2. Jigoro=LaVar Ball
If you thought LaVar Ball getting famous off of his sons was bad enough, Jigoro takes it to a whole new level. Every time Yawara wins, he ends up making her victories his own, and likes to put himself at the center of attention just like LaVar (thankfully he doesn’t sell an expensive shoe, but copies of his book). Every time there’s a press conference, he likes to talk about how he defeated lions, tigers, and bears in his youth and always elevates his official black belt ranking. Yes, he trained Yawara, but it was her putting her own body on the line every time she chose to compete. If Twitter existed then, he’d be in competition with Donald Trump over who has the most ridiculous tweets. So, maybe having no cell phones was a good idea after all.
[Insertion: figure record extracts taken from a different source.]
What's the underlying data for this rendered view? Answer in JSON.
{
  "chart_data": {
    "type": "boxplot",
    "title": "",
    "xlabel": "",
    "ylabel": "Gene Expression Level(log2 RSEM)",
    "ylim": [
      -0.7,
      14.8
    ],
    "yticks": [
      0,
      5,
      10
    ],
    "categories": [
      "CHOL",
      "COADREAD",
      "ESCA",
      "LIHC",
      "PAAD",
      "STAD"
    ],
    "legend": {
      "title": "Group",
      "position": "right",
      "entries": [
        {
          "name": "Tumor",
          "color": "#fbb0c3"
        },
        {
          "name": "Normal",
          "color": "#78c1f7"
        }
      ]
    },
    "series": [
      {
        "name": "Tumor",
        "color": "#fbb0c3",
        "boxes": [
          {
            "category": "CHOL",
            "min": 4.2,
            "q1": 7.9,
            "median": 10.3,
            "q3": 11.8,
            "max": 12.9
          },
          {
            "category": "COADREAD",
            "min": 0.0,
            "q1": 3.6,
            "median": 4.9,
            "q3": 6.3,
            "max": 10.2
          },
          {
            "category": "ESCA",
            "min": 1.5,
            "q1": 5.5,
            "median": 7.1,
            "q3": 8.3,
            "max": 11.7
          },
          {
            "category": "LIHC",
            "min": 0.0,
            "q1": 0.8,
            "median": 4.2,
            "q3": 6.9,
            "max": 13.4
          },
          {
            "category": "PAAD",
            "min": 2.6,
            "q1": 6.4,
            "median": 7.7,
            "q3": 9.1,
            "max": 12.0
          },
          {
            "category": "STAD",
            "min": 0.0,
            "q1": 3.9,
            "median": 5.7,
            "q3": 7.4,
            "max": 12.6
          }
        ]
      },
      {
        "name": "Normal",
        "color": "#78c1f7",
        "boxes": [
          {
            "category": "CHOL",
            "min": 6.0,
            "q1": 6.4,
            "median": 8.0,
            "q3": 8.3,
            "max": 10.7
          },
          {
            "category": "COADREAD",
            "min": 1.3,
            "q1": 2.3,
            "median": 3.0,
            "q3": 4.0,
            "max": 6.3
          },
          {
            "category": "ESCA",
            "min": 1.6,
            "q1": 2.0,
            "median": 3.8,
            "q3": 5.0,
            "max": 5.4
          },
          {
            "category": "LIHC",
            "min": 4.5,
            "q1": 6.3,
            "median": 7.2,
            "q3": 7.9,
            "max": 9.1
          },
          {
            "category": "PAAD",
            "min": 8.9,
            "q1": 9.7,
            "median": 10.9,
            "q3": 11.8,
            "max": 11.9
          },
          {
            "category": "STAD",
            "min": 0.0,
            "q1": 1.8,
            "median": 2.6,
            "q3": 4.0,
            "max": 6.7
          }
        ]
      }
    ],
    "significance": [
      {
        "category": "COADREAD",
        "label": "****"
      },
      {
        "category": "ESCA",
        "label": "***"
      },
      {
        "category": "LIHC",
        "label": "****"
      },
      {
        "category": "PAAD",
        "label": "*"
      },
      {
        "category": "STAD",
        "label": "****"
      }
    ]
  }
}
If you’re a fan of Naoki Urasawa, we promise you’re going to enjoy this anime. While it’s not as dark as other famous works such as Monster or 20th Century Boys, Yawara is something appropriately light-hearted and fun. It’s not simply an anime about Judo, but about fair play, friendship, hard work, and family. So if you want to educate yourself about Judo and culture, then check out Yawara!